In some subtle and not so subtle ways, the remaining non- profit hospitals erect barriers that largely keep the poor and underinsured out of their facilities. Like the example above, they can keep their emergency departments small and relatively inaccessible. They can and do close inner city facilities in favor of suburban locations, and they can elect not to become trauma centers. Some paramedics have told me that the staff in one of these hospital’s emergency departments make them feel unwelcome when they try to bring an uninsured patient to the hospital. So, the paramedics bring well dressed patients from good neighborhoods to that facility and take not so well dressed patients from poor neighborhoods to those facilities that do more indigent care.

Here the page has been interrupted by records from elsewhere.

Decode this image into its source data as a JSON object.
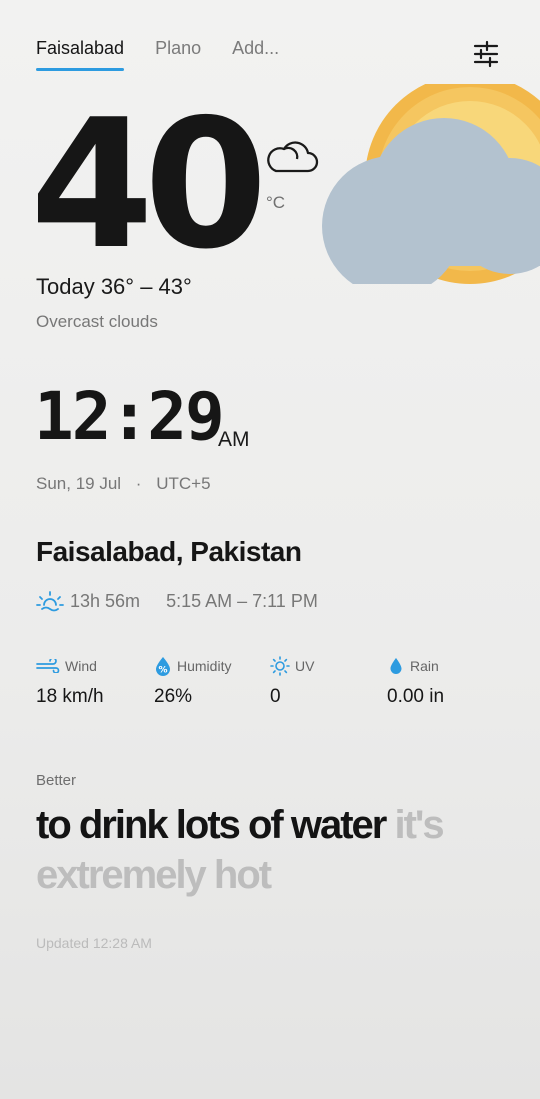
{
  "tabs": [
    {
      "label": "Faisalabad",
      "active": true
    },
    {
      "label": "Plano",
      "active": false
    },
    {
      "label": "Add...",
      "active": false
    }
  ],
  "current": {
    "temperature": "40",
    "unit": "°C",
    "today_range": "Today 36° – 43°",
    "condition": "Overcast clouds",
    "condition_icon": "cloud-icon"
  },
  "clock": {
    "time": "12:29",
    "period": "AM",
    "date": "Sun, 19 Jul",
    "separator": "·",
    "timezone": "UTC+5"
  },
  "location": {
    "name": "Faisalabad, Pakistan",
    "day_length": "13h 56m",
    "sun_times": "5:15 AM – 7:11 PM"
  },
  "stats": [
    {
      "label": "Wind",
      "value": "18 km/h",
      "icon": "wind-icon"
    },
    {
      "label": "Humidity",
      "value": "26%",
      "icon": "humidity-icon"
    },
    {
      "label": "UV",
      "value": "0",
      "icon": "uv-icon"
    },
    {
      "label": "Rain",
      "value": "0.00 in",
      "icon": "rain-drop-icon"
    }
  ],
  "advice": {
    "intro": "Better",
    "emphasis": "to drink lots of water",
    "rest": "it's extremely hot"
  },
  "updated": "Updated 12:28 AM",
  "colors": {
    "accent": "#2d9be0",
    "sun_outer": "#f2b84a",
    "sun_inner": "#f8d77a",
    "cloud": "#b3c2cf"
  }
}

Even in good economic times, patterns like these can threaten the survival of hospitals that have made a commitment to trauma care or the care of the less fortunate. In bad economic times these facilities, sometimes called “safety net” hospitals in honor of the vital role they plan in our communities, are at risk of failure.

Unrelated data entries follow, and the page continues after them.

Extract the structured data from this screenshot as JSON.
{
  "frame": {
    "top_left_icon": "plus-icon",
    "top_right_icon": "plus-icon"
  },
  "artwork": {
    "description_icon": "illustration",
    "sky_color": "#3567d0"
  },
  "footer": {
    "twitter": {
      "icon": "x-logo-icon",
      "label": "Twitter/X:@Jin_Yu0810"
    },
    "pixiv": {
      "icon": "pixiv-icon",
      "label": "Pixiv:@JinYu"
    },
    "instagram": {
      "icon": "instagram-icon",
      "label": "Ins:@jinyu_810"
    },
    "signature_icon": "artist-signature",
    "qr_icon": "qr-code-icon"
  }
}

The current situation is neither right nor fair. Additionally, should safety net hospitals ultimately fail, the uninsured will eventually have little choice; they will eventually flock to the very hospitals that are trying so hard to keep them out.
So what can be done to correct this situation?

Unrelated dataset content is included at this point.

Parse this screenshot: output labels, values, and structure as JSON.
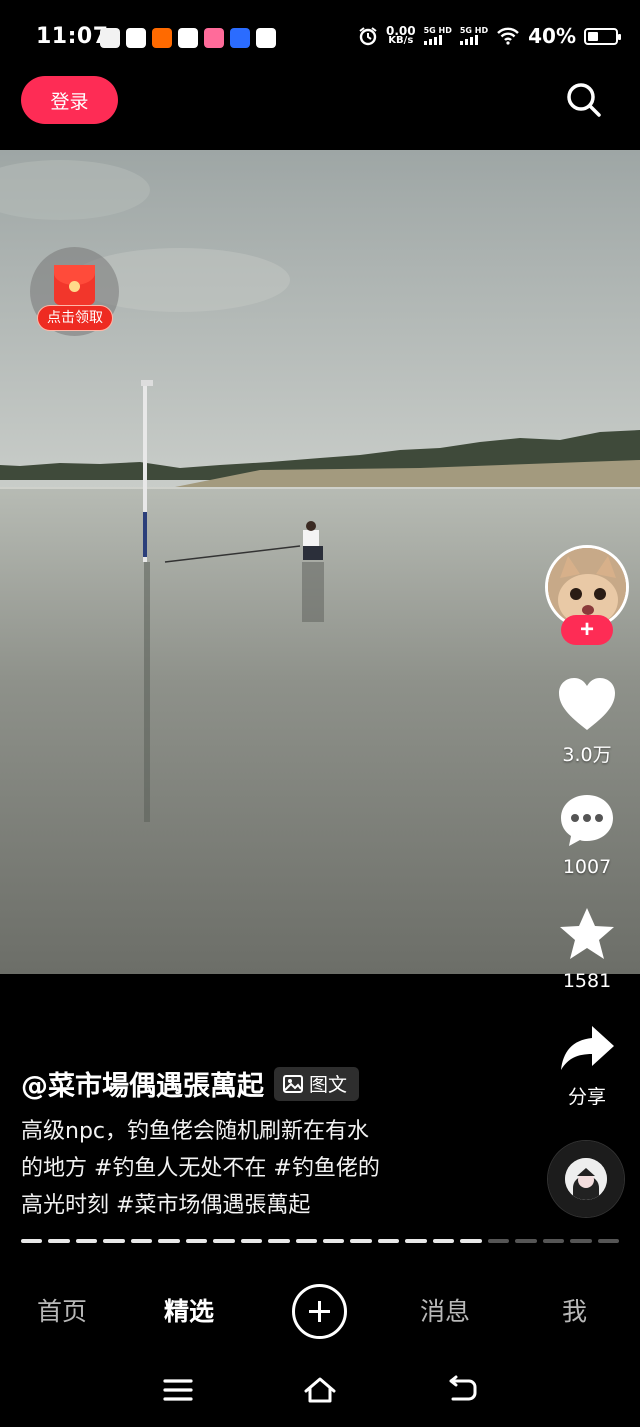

I see can see only two ways. Many states or communities have considered or implemented a so called “pay or play” policy. Safety net hospitals continue to do what they have always done; extending the metaphor they “play”. On the other hand the hospitals that do not wish to directly participate in indigent care can pay into a fund that allows them, again in a metaphorical sense, to buy an indulgence; they “pay”. And their payments are distributed to the safety net hospitals, allowing them to offset some of their losses. I think this is the best and most logical way to solve the problems of institutional inequity.
Alternatively, we can finally define the term “community benefit” and then expect institutions that receive tax advantages to meet this definition or start paying taxes on their margins. I suspect that many, if not most, would choose the latter option. In my view, this is the “sucker’s choice” because there is no guarantee and, in many places, little chance that these new tax funds would actually find their way into the institutions that actually need them. There are simply too many open hands and loud voices the doors of city councils and state legislatures.
No matter which course is chosen, however, something must change or we must solve the problem of the uninsured. If we don’t change something we risk the loss of our medical “safety net” hospitals. Even those that don’t actually close will be severely under-funded and, therefore, constrained in their ability to accomplish the vital missions upon which we all depend.